The Lion, the Witch, and the Wardrobe by C.S. Lewis

I didn't read many of the typical childhood fantasy books that everyone else seems to have read. No Lord of the Rings, no Dark Is Rising, and no Chronicles of Narnia. I skipped from The Hardy Boys to Stephen King.

I was in need for something to read on the train home from a recent poker night, so I borrowed The Lion, the Witch, and the Wardrobe from Travis. I'm happy to say that I really liked it. I enjoyed Lewis's chatty, old-fashioned style, where he speaks directly to the reader and comments on what's going on in the book.
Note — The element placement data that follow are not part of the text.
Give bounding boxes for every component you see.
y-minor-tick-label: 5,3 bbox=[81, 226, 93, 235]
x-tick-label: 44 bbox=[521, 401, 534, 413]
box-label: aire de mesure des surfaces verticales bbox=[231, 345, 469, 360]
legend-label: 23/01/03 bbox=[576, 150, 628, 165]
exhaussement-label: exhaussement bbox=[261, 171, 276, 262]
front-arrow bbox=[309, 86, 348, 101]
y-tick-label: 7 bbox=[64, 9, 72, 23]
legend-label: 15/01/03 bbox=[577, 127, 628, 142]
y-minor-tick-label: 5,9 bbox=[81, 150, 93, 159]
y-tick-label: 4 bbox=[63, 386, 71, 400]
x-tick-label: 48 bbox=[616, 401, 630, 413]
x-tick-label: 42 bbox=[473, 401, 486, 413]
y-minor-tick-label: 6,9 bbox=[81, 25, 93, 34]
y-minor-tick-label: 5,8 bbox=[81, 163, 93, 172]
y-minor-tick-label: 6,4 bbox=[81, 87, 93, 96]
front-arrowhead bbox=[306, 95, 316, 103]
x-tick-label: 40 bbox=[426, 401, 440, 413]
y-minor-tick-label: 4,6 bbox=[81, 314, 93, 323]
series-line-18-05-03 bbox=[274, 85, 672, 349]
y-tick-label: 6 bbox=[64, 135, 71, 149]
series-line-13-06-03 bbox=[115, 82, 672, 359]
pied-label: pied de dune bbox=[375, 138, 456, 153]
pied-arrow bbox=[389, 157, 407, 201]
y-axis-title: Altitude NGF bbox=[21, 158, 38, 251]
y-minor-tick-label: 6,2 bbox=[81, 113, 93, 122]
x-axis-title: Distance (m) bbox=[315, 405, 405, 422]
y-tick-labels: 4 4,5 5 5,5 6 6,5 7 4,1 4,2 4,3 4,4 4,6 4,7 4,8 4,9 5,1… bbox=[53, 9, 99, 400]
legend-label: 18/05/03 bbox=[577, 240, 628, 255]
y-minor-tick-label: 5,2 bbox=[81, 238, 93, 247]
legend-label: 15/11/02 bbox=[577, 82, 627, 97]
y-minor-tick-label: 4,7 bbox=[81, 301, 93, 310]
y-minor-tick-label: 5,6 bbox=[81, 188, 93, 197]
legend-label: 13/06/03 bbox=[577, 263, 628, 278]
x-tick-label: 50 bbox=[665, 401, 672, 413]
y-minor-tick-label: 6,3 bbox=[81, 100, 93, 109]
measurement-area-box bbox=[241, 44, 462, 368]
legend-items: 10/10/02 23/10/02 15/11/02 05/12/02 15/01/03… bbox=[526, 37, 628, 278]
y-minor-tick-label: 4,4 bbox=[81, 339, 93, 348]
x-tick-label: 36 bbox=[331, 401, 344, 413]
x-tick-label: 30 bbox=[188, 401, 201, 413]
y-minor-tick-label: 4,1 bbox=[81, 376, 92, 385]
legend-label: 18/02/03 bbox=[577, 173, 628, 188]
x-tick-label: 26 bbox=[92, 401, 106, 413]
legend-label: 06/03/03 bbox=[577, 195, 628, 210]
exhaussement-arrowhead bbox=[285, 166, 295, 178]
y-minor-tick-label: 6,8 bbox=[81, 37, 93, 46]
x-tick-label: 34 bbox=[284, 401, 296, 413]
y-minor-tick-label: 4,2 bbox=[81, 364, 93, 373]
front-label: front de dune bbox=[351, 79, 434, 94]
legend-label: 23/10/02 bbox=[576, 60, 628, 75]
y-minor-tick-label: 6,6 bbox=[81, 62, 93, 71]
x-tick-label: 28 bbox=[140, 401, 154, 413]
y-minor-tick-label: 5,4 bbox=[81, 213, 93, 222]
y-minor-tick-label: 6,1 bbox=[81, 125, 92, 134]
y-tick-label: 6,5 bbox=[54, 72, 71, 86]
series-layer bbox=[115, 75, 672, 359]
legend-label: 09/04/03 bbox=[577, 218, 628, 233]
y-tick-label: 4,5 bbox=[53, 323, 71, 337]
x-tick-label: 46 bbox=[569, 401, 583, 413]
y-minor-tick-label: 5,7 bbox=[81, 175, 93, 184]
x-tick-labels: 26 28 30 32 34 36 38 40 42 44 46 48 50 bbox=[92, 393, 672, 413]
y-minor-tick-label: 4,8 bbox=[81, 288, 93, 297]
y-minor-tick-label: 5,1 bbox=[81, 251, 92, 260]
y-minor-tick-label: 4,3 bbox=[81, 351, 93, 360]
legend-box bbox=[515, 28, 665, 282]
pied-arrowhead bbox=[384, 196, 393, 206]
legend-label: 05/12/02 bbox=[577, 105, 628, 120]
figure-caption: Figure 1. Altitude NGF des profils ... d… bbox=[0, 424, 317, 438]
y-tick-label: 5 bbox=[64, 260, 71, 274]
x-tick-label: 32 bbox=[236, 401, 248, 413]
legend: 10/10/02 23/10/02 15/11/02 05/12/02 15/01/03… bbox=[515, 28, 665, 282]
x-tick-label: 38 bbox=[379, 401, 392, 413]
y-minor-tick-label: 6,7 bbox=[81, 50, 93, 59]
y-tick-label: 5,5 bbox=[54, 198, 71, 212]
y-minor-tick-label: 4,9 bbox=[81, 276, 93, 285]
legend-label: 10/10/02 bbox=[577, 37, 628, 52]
As an editor, I especially liked when he comments on Mr. Beaver's grammar. I admit I almost teared up when Aslan dies (I'm not giving anything away, since it seems like I'm the only person I know who had not read this book). The only thing that annoyed me was that at the end of the book, the kids are talking like something Mallory wrote for King Arthur to say. Nobody else in Narnia talked like that, why should they?

I had been informed that the books are really strongly Christian, and I was prepared to resent that part of them. However, other than referring to humans as the Sons of Adam and the Daughters of Eve, and mentioning that Lilith is in the White Witch's geneology chart, I didn't see anything egregious. Even the Lilith thing isn't particularly Christian anyway. Maybe the later books are more obvious, or maybe people have overreacted to them.

Amy, Brian, and whoever else: you can no longer gasp in horrified amazement that I have not read any C.S. Lewis. Did you know that this is no longer considered the first book in the series? Apparently Lewis said that he thought they should be read chronologically within Narnia, which would place The Magician's Nephew first. I hope this doesn't shatter anyone's childhood memories.